La différence majeure entre mon projet et le travail de la Commission Européenne pour l’aide aux réfugiés sera son caractère non lucratif. J’ai envie de créer une association dans laquelle des bénévoles interviendraient.

ATM: Parle-moi maintenant de ce que le programme de l’Académie a pu t'apporter? Avec quels impacts pour ton projet?
Je suis arrivée dans le programme avec une idée générale de mon projet, mais grâce aux encadrants, j’en ai aujourd’hui une vision bien plus précise. Martin Serralta que l’on a rencontré à Marseille m’a vraiment poussé dans la définition de mon projet et de mes intentions. Yassine, le coach de Minassa, est allé dans le même sens et m’a conseillé d’être encore plus précis dans mes ambitions.
“Mon idée de projet a beaucoup évolué depuis le lancement du programme. Aujourd’hui j’ai un projet beaucoup plus clair qui ne demande plus qu’à être mis en pratique.”
Dans mon association, les bénévoles et moi ferons de l'intégration linguistique en priorité avec des cours d’espagnol trois par semaine. Nous organiserons également des rencontres interculturelles avec les populations locales pour favoriser le rapprochement entre les locaux et les nouveaux arrivants. Car l’enjeu principal c’est l’intégration, et pour cela il faut que les deux parties-prenantes y soient ouvertes. On doit favoriser la rencontre entre des populations qui ne sont jamais rencontrées, qui ont des préjugés les uns sur les autres. Avec mon association, je veux créer des opportunités de rencontres et de partage, avec des ateliers cuisine par exemple! Et puis, en complément, il y aura bien sûr une aide administrative pour inscrire les enfants à l’école, recevoir des aides, etc…
“Malgré nos différences, nos origines, la couleur de notre peau, nous sommes tous des être humains. Avec mon association, nous allons favoriser les rencontres, c’est seulement ainsi qu’on abolira les préjugés.”
ATM: Dis-moi ce qui t’a poussé à postuler à l’Académie ?

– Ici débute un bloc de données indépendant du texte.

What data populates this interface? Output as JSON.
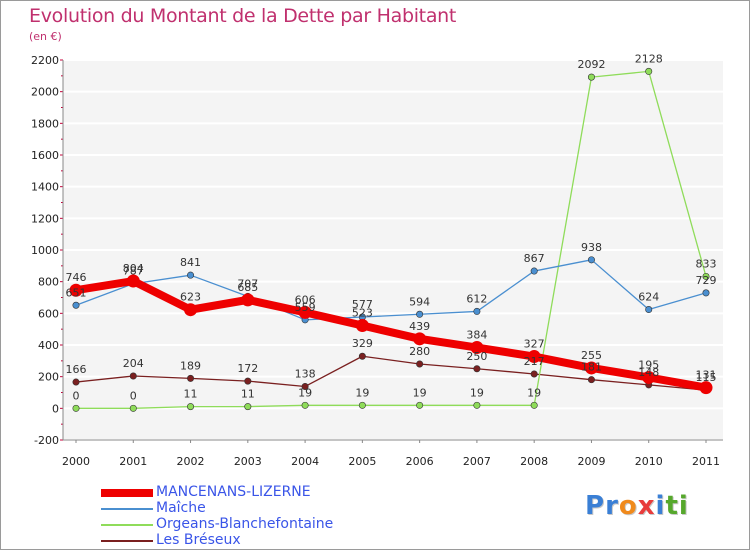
{
  "header": {
    "title": "Evolution du Montant de la Dette par Habitant",
    "subtitle": "(en €)"
  },
  "brand": {
    "chars": [
      "P",
      "r",
      "o",
      "x",
      "i",
      "t",
      "i"
    ],
    "colors": [
      "#3a7fd5",
      "#3a7fd5",
      "#f08a1c",
      "#e83c3c",
      "#3a7fd5",
      "#56a82c",
      "#56a82c"
    ]
  },
  "chart_data": {
    "type": "line",
    "title": "Evolution du Montant de la Dette par Habitant",
    "ylabel": "(en €)",
    "xlabel": "",
    "x": [
      "2000",
      "2001",
      "2002",
      "2003",
      "2004",
      "2005",
      "2006",
      "2007",
      "2008",
      "2009",
      "2010",
      "2011"
    ],
    "ylim": [
      -200,
      2200
    ],
    "yticks": [
      "-200",
      "0",
      "200",
      "400",
      "600",
      "800",
      "1000",
      "1200",
      "1400",
      "1600",
      "1800",
      "2000",
      "2200"
    ],
    "grid": "horizontal",
    "legend_position": "bottom-left",
    "series": [
      {
        "name": "MANCENANS-LIZERNE",
        "color": "#ee0000",
        "values": [
          746,
          804,
          623,
          685,
          606,
          523,
          439,
          384,
          327,
          255,
          195,
          131
        ],
        "labels": [
          "746",
          "804",
          "623",
          "685",
          "606",
          "523",
          "439",
          "384",
          "327",
          "255",
          "195",
          "131"
        ]
      },
      {
        "name": "Maîche",
        "color": "#4a8fd0",
        "values": [
          651,
          787,
          841,
          707,
          559,
          577,
          594,
          612,
          867,
          938,
          624,
          729
        ],
        "labels": [
          "651",
          "787",
          "841",
          "707",
          "559",
          "577",
          "594",
          "612",
          "867",
          "938",
          "624",
          "729"
        ]
      },
      {
        "name": "Orgeans-Blanchefontaine",
        "color": "#8fdc5a",
        "values": [
          0,
          0,
          11,
          11,
          19,
          19,
          19,
          19,
          19,
          2092,
          2128,
          833
        ],
        "labels": [
          "0",
          "0",
          "11",
          "11",
          "19",
          "19",
          "19",
          "19",
          "19",
          "2092",
          "2128",
          "833"
        ]
      },
      {
        "name": "Les Bréseux",
        "color": "#7a2020",
        "values": [
          166,
          204,
          189,
          172,
          138,
          329,
          280,
          250,
          217,
          181,
          148,
          115
        ],
        "labels": [
          "166",
          "204",
          "189",
          "172",
          "138",
          "329",
          "280",
          "250",
          "217",
          "181",
          "148",
          "115"
        ]
      }
    ]
  }
}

Je dirais d’abord que je me suis retrouvée dans les valeurs du programme. Célébrer la Méditerranée comme il le fait, c’est reconnaître que les gens d’Afrique du Nord sont méditerranéens, les gens d’Europe du Sud sont méditerranéens, qu’en Espagne on est méditerranéens… C’est l'ambition de mon projet, et ma conviction personnelle. L’Académie rend hommage à la région, et met à mal les idées-reçues et les stéréotypes dont souffrent les migrants. Il est temps de leur redonner dignité. Les migrants apportent énormément à la société, du point de vue économique par leur savoir faire, comme du point de vue social avec leur expérience personnelle.
“Il est temps que la solidarité internationale soit économique, politique et sociale.”

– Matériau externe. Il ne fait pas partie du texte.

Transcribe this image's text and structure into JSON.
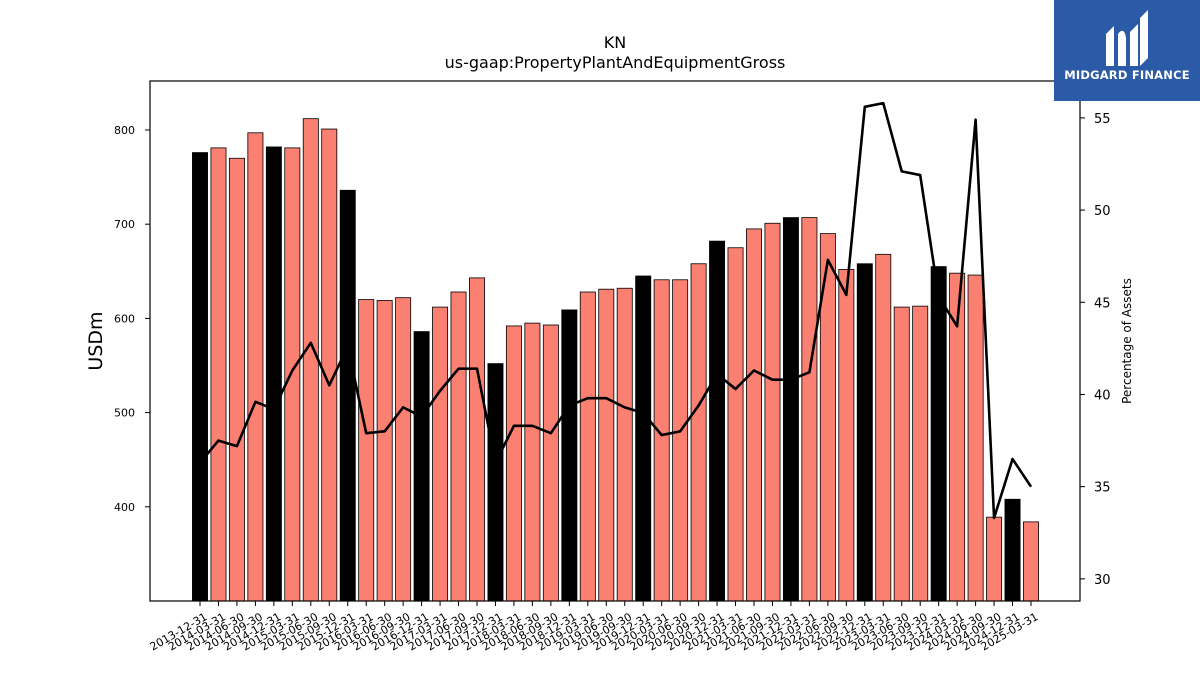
{
  "chart_data": {
    "type": "bar+line",
    "title": "KN",
    "subtitle": "us-gaap:PropertyPlantAndEquipmentGross",
    "ylabel": "USDm",
    "y2label": "Percentage of Assets",
    "ylim": [
      300,
      852
    ],
    "y2lim": [
      28.8,
      57.0
    ],
    "yticks": [
      400,
      500,
      600,
      700,
      800
    ],
    "y2ticks": [
      30,
      35,
      40,
      45,
      50,
      55
    ],
    "categories": [
      "2013-12-31",
      "2014-03-31",
      "2014-06-30",
      "2014-09-30",
      "2014-12-31",
      "2015-03-31",
      "2015-06-30",
      "2015-09-30",
      "2015-12-31",
      "2016-03-31",
      "2016-06-30",
      "2016-09-30",
      "2016-12-31",
      "2017-03-31",
      "2017-06-30",
      "2017-09-30",
      "2017-12-31",
      "2018-03-31",
      "2018-06-30",
      "2018-09-30",
      "2018-12-31",
      "2019-03-31",
      "2019-06-30",
      "2019-09-30",
      "2019-12-31",
      "2020-03-31",
      "2020-06-30",
      "2020-09-30",
      "2020-12-31",
      "2021-03-31",
      "2021-06-30",
      "2021-09-30",
      "2021-12-31",
      "2022-03-31",
      "2022-06-30",
      "2022-09-30",
      "2022-12-31",
      "2023-03-31",
      "2023-06-30",
      "2023-09-30",
      "2023-12-31",
      "2024-03-31",
      "2024-06-30",
      "2024-09-30",
      "2024-12-31",
      "2025-03-31"
    ],
    "series": [
      {
        "kind": "bar",
        "values": [
          776,
          781,
          770,
          797,
          782,
          781,
          812,
          801,
          736,
          620,
          619,
          622,
          586,
          612,
          628,
          643,
          552,
          592,
          595,
          593,
          609,
          628,
          631,
          632,
          645,
          641,
          641,
          658,
          682,
          675,
          695,
          701,
          707,
          707,
          690,
          652,
          658,
          668,
          612,
          613,
          655,
          648,
          646,
          389,
          408,
          384
        ],
        "colors": [
          "#000000",
          "#fa8072",
          "#fa8072",
          "#fa8072",
          "#000000",
          "#fa8072",
          "#fa8072",
          "#fa8072",
          "#000000",
          "#fa8072",
          "#fa8072",
          "#fa8072",
          "#000000",
          "#fa8072",
          "#fa8072",
          "#fa8072",
          "#000000",
          "#fa8072",
          "#fa8072",
          "#fa8072",
          "#000000",
          "#fa8072",
          "#fa8072",
          "#fa8072",
          "#000000",
          "#fa8072",
          "#fa8072",
          "#fa8072",
          "#000000",
          "#fa8072",
          "#fa8072",
          "#fa8072",
          "#000000",
          "#fa8072",
          "#fa8072",
          "#fa8072",
          "#000000",
          "#fa8072",
          "#fa8072",
          "#fa8072",
          "#000000",
          "#fa8072",
          "#fa8072",
          "#fa8072",
          "#000000",
          "#fa8072"
        ]
      },
      {
        "kind": "line",
        "axis": "right",
        "color": "#000000",
        "values": [
          36.3,
          37.5,
          37.2,
          39.6,
          39.2,
          41.3,
          42.8,
          40.5,
          42.6,
          37.9,
          38.0,
          39.3,
          38.8,
          40.2,
          41.4,
          41.4,
          36.3,
          38.3,
          38.3,
          37.9,
          39.4,
          39.8,
          39.8,
          39.3,
          39.0,
          37.8,
          38.0,
          39.4,
          41.1,
          40.3,
          41.3,
          40.8,
          40.8,
          41.2,
          47.3,
          45.4,
          55.6,
          55.8,
          52.1,
          51.9,
          45.3,
          43.7,
          54.9,
          33.3,
          36.5,
          35.0
        ]
      }
    ],
    "legend": "none",
    "grid": false
  },
  "logo": {
    "text": "MIDGARD FINANCE",
    "background": "#2b5aa6"
  }
}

L’Académie c’est aussi un signal fort de la part de la France et de l’AFD. Elles affirment à travers ce programme leur engagement pour la région, mais aussi pour la coexistence et la cohabitation entre les populations des deux rives.
ATM: L’Académie c’est aussi une cohorte à l’effectif réduit que tu as rencontrée à Marseille lors de la retraite de Marseille. Tu peux me parler de ce groupe?
La retraite de Marseille a été une expérience très riche. Les différents projets de chacun se font écho, et se complètent. Et ce, même s’ils évoluent dans des domaines, a priori, très éloignés. On s’est véritablement retrouvés entre méditerranéens qui essaient de changer la réalité méditerranéenne et de surmonter ses défis.
La retraite a matérialisé cette ambition de réunir plusieurs cultures, d’abolir les frontières géographiques, et sociales. C’était génial de pouvoir travailler tous ensemble pour améliorer cet espace commun qu’est la Méditerranée. J’ai hâte de voir la suite.
“Je suis arabe, espagnol et africain, européen… et méditerranéen.”
Merci beaucoup Amine de nous avoir accordé cet entretien et de nous avoir présenter ton projet et ta vision de la Méditerranée!